A regulation published in terms of the VAT Act, Government Notice 2761 of 1998, provides the supplying vendor with an option to apply the rate of zero per cent if the goods are delivered to a harbour or airport for exportation by the foreign purchaser. In these circumstances the supplier assumes the obligation to obtain the required proof of export, and also bears the risk of the VAT if the required proof is not obtained within the prescribed time periods. The South African Revenue Service (SARS) is currently reviewing the regulation, and is proposing to expand the option for the supplier to apply the zero rate for goods exported by road and rail as well, but only under very limited circumstances.

Importation of Goods

VAT is payable on the importation of tangible goods into South Africa by the importer. The importer may claim the import VAT as a deduction if he is registered for VAT and acquires the goods for making taxable supplies, but SARS requires that the importer must be the owner of the imported goods. SARS’ view is that the import VAT does not qualify as a deduction if the importer does not own the goods even if they are used to make taxable supplies. SARS considers the word "acquire” in the definition of input tax in the VAT Act to mean acquiring ownership of the goods.
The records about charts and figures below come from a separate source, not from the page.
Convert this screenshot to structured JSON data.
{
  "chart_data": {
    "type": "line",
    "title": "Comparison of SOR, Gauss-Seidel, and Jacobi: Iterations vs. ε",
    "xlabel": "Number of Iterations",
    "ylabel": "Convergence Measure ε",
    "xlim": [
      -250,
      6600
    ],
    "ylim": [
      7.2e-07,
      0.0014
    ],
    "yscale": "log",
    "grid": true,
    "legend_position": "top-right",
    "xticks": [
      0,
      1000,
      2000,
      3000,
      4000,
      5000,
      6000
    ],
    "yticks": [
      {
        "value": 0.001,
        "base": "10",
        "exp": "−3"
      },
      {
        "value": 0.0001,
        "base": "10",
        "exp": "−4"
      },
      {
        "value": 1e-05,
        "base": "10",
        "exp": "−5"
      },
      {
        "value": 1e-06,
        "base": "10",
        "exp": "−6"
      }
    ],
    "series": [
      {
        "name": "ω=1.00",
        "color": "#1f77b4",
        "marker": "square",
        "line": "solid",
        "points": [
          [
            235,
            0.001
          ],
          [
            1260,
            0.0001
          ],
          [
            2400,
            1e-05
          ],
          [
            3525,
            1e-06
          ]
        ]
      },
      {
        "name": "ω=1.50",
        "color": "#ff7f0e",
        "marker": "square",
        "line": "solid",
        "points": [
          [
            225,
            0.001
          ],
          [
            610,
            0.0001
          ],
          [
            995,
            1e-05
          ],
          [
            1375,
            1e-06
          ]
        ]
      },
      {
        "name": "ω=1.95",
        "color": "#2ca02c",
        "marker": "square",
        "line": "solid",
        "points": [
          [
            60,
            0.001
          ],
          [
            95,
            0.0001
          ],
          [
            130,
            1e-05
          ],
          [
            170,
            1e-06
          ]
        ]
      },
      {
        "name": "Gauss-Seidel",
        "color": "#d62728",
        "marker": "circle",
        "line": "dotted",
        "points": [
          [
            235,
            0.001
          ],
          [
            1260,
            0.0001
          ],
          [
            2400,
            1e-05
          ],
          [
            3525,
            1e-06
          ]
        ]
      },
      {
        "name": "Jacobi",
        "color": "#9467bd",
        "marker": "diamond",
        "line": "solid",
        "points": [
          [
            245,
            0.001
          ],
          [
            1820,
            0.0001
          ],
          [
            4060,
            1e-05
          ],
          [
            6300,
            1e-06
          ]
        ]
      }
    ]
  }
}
Where the importer is a non-resident and not VAT registered, the importer cannot claim the import VAT and the purchaser may suffer the additional cost. The non-resident supplier will include the non-deductible import VAT in the selling price, which VAT is not deductible by the purchaser. To avoid the cascading effect this may cause, section 54(2A) of the VAT Act allows an import agent to claim the import VAT as a deduction, and section 8(20) then requires the agent to levy VAT on the delivery of the goods to the South African recipient. The purchaser may then claim the VAT based on the agent’s tax invoice. The VAT implications and the VAT status of cross-border supplies of goods and services should be carefully considered to avoid any non-deductible VAT cost and to ensure compliance with the VAT Act. The introduction of "place of supply” rules into the VAT Act will certainly assist to provide more clarity regarding the VAT status of cross-border supplies, particularly cross-border services.